“Only about a third of all heroes go unmasked, and it’s almost always the women, like the people in charge of our costume designs want to be absolutely sure we’re not going to smear our mascara.”
NOTE: I was provided a free digital copy of the book for review purposes, but in the end I felt I enjoyed the collection enough to purchase a copy for myself. Apologies for the very (very, very) late review. And also for my absence here on the blog. It’s been a rough few months, but I’m trying to get back into doing the things I love–which definitely includes posting for The Book Wars more.
Behind the Mask, edited by Tricia Reeks and Kyle Richardson, is an anthology that has some pretty unique takes on what constitutes heroism or humanity, super or otherwise. Like all short story collections, there were hits and there were misses, but for the most part I was swept away by the insight, the discomfort, and the sheer love the authors held for this special subsection of fantasy.
There are 20 odd stories in the book and I’d like to think that my favourites make the collection well-worth the read. I can’t possibly talk about them all, but here are 6 of the highlights:
- “Ms. Liberty Gets a Haircut” by Cat Rambo: This is the first story in the collection and definitely sets the tone for the book. The writing is confident, the ideas smart, and the characters are complicated and incredibly real. The protagonist, Ms. Liberty, wonders how much of her life has been “programmed” and how much of it depends on her own agency–a poignant question, not because she isn’t quite human, but because she presents as a beautiful woman in a terribly misogynistic world.
- “Pedestal” by Seanan McGuire: Okay, I am definitely missing out on McGuire’s novels because wow, this story is incredible. Through the trials of main character, Alice, we see how heroes–or anyone on a pedestal–become something for entitled onlookers to consume and discard as they see fit. This short story is where the opening quote for this post comes from. Actually, pretty much every highlighted passage I have for this anthology comes from this one.
- “As I Fall Asleep” by Aimee Ogden: A poignant story about Cerebrelle/Lian, who has the ability to turn her hyper-awareness outward as well as inward, but for the life of her doesn’t understand why or how she came to be fighting her sidekick-gone-rogue, Badger Girl, who isn’t even in uniform. This one is all about growing old and retiring and how this transition toys with Lian, turning her greatest strength into a heartbreaking weakness.
- “Inheritance” by Michel Milne: This one follows a son who inherits his father’s abilities, but all he really wants is to have a proper bond with the man.
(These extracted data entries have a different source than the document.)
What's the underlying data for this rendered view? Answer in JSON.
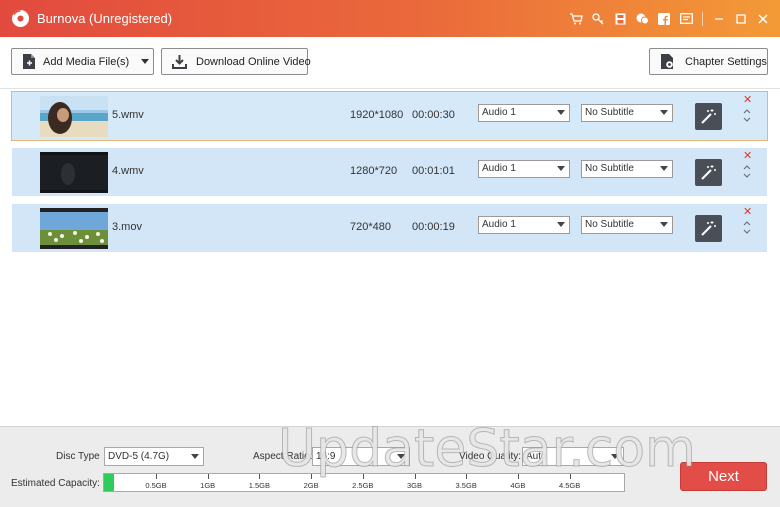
{
  "window": {
    "title": "Burnova (Unregistered)"
  },
  "titlebar_icons": [
    "cart-icon",
    "key-icon",
    "save-icon",
    "chat-icon",
    "facebook-icon",
    "feedback-icon",
    "minimize-icon",
    "maximize-icon",
    "close-icon"
  ],
  "toolbar": {
    "add_media_label": "Add Media File(s)",
    "download_label": "Download Online Video",
    "chapter_label": "Chapter Settings"
  },
  "files": [
    {
      "name": "5.wmv",
      "resolution": "1920*1080",
      "duration": "00:00:30",
      "audio": "Audio 1",
      "subtitle": "No Subtitle",
      "selected": true
    },
    {
      "name": "4.wmv",
      "resolution": "1280*720",
      "duration": "00:01:01",
      "audio": "Audio 1",
      "subtitle": "No Subtitle",
      "selected": false
    },
    {
      "name": "3.mov",
      "resolution": "720*480",
      "duration": "00:00:19",
      "audio": "Audio 1",
      "subtitle": "No Subtitle",
      "selected": false
    }
  ],
  "bottom": {
    "disc_type_label": "Disc Type",
    "disc_type_value": "DVD-5 (4.7G)",
    "aspect_ratio_label": "Aspect Ratio:",
    "aspect_ratio_value": "16:9",
    "video_quality_label": "Video Quality:",
    "video_quality_value": "Auto",
    "capacity_label": "Estimated Capacity:",
    "capacity_fraction": 0.02,
    "capacity_ticks": [
      "0.5GB",
      "1GB",
      "1.5GB",
      "2GB",
      "2.5GB",
      "3GB",
      "3.5GB",
      "4GB",
      "4.5GB"
    ],
    "next_label": "Next"
  },
  "watermark": "UpdateStar.com",
  "colors": {
    "titlebar_start": "#e24a3e",
    "titlebar_end": "#f39a37",
    "row_bg": "#d3e6f7",
    "next_bg": "#e24d48",
    "capacity_fill": "#2ecc5a"
  }
}
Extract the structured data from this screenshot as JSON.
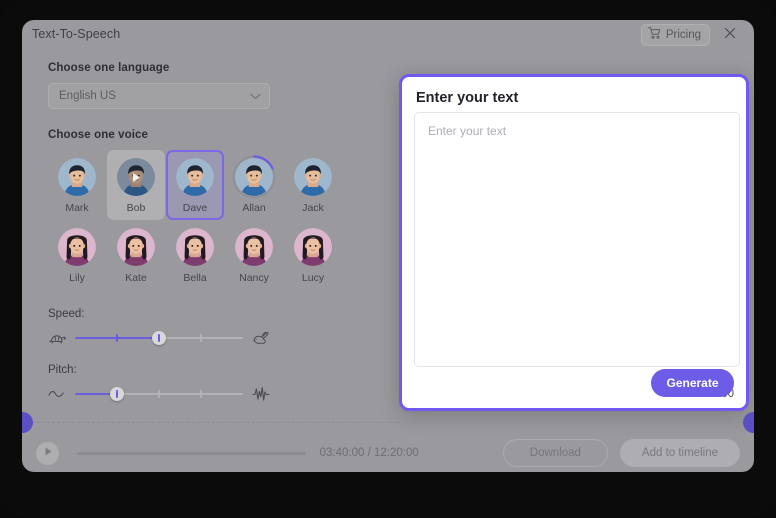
{
  "window": {
    "title": "Text-To-Speech",
    "pricing_label": "Pricing",
    "pricing_icon": "shopping-cart-icon",
    "close_icon": "close-icon"
  },
  "config": {
    "language_section_label": "Choose one language",
    "language_value": "English US",
    "language_chevron_icon": "chevron-down-icon",
    "voice_section_label": "Choose one voice",
    "voices": [
      {
        "name": "Mark",
        "gender": "male",
        "state": "default"
      },
      {
        "name": "Bob",
        "gender": "male",
        "state": "hovered"
      },
      {
        "name": "Dave",
        "gender": "male",
        "state": "selected"
      },
      {
        "name": "Allan",
        "gender": "male",
        "state": "loading"
      },
      {
        "name": "Jack",
        "gender": "male",
        "state": "default"
      },
      {
        "name": "Lily",
        "gender": "female",
        "state": "default"
      },
      {
        "name": "Kate",
        "gender": "female",
        "state": "default"
      },
      {
        "name": "Bella",
        "gender": "female",
        "state": "default"
      },
      {
        "name": "Nancy",
        "gender": "female",
        "state": "default"
      },
      {
        "name": "Lucy",
        "gender": "female",
        "state": "default"
      }
    ],
    "speed": {
      "label": "Speed:",
      "value_percent": 50,
      "left_icon": "turtle-icon",
      "right_icon": "rabbit-icon",
      "ticks_percent": [
        25,
        50,
        75
      ]
    },
    "pitch": {
      "label": "Pitch:",
      "value_percent": 25,
      "left_icon": "sine-wave-icon",
      "right_icon": "waveform-icon",
      "ticks_percent": [
        25,
        50,
        75
      ]
    }
  },
  "text_panel": {
    "title": "Enter your text",
    "textarea_value": "",
    "textarea_placeholder": "Enter your text",
    "char_counter": "0/2000",
    "generate_label": "Generate"
  },
  "player": {
    "play_icon": "play-icon",
    "progress_percent": 0,
    "time_display": "03:40:00 / 12:20:00",
    "current_time": "03:40:00",
    "total_time": "12:20:00",
    "download_label": "Download",
    "add_to_timeline_label": "Add to timeline"
  },
  "colors": {
    "accent_purple": "#6c5ce7",
    "panel_border_purple": "#7257f0",
    "handle_purple": "#5b4fc4",
    "app_surface": "#9a9a9e",
    "frame_dark": "#0b0b0c"
  }
}
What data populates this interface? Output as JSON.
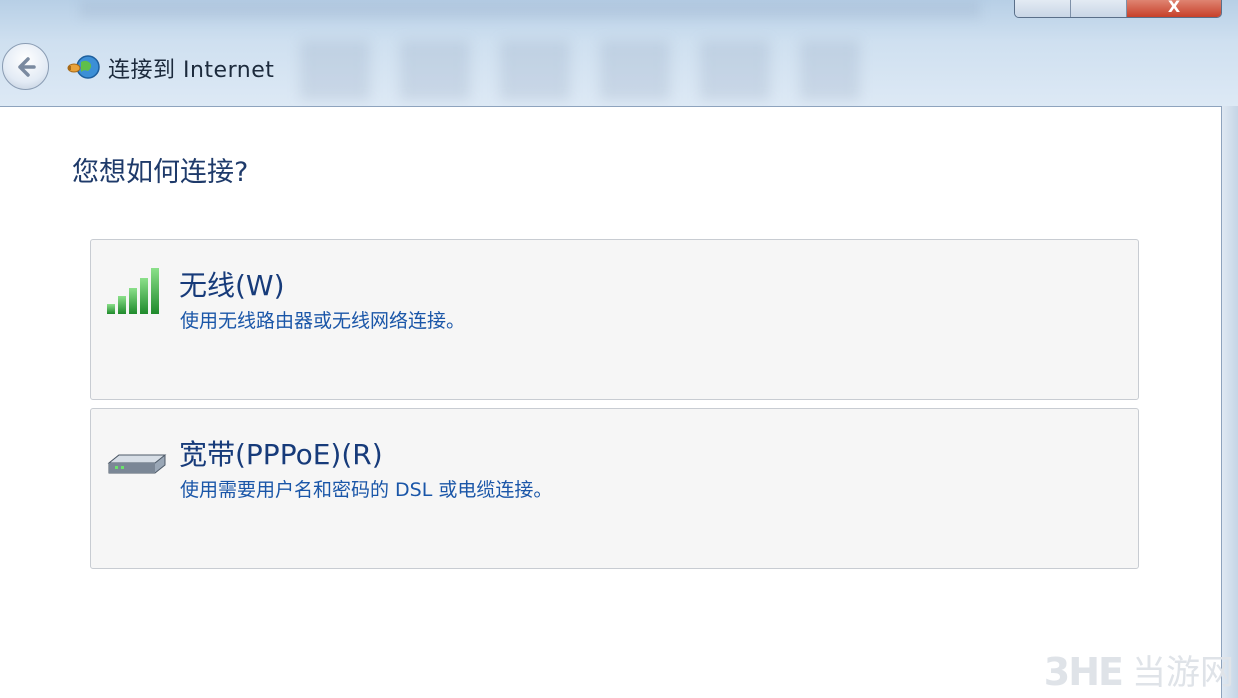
{
  "window": {
    "title": "连接到 Internet",
    "close_label": "X"
  },
  "main": {
    "question": "您想如何连接?",
    "options": [
      {
        "title": "无线(W)",
        "description": "使用无线路由器或无线网络连接。",
        "icon": "wireless-signal-icon"
      },
      {
        "title": "宽带(PPPoE)(R)",
        "description": "使用需要用户名和密码的 DSL 或电缆连接。",
        "icon": "modem-icon"
      }
    ]
  },
  "watermark": {
    "logo": "3HE",
    "text": "当游网"
  },
  "colors": {
    "title_blue": "#1e3a6a",
    "link_blue": "#1a56a8",
    "signal_green": "#2fa33b"
  }
}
Obviously there are entire character arcs devoted to the “I wanna be with you, but duty calls, sorry” kind of stories, but I found this one to be an exceptionally touching take on it: “People always try to write the story that suits them.” Edward grumbled often about the comics, about royalties, about how artists always rendered him suspiciously light-skinned and with a thinner nose. “The truth is hard and rough and rarely poetic … People like legends. They don’t like people.“
- “The Fall of the Jade Sword” by Stephanie Lai: Another one that I’ll think about long after I finish writing this review. With its atmospheric historical setting, strong characters, and timely commentary on disasters like Iron Fist, it’s one of the more compelling stories in the collection. Introspective, but also thrilling. I’d honestly read a whole novel of Mok-Seung.
- “Eggshells” by Ziggy Shutz: Pretty much the reason I was so excited to dig into this anthology was to read Ziggy’s story. Many fandoms caused Ziggy’s path and mine to cross, but I think Ziggy’s writing and my admiration of it is what will keep our paths crossing. This one is about a high school aged superhero who has a concussion while playing sports (of all things) and, because brains work the same way even if you’re super, she has to deal with the consequences. It kinda parallels how athletes are expected to get on with life once they’re conscious, but mostly it’s a warm and personal story about what this one particular superhero’s recovery looks like.
I did not feel every story belonged in the collection and some of them were kinda disappointing, but overall, Behind the Mask is an interesting collection that will certainly have you reexamining how you read, write, watch, and/or view superheroes. Or family. Or love. Or yourself. It’s just good fiction, you guys.
Do note that while I definitely recommend the collection, I kind of wish it were standard practice to have trigger warnings in the contents section of anthologies–the way that the Power and Magic anthology did–because abuse is definitely a theme addressed in various ways throughout the anthology and I Was Not Ready. Also note this book is not YA. I’d classify it as New Adult/Crossover.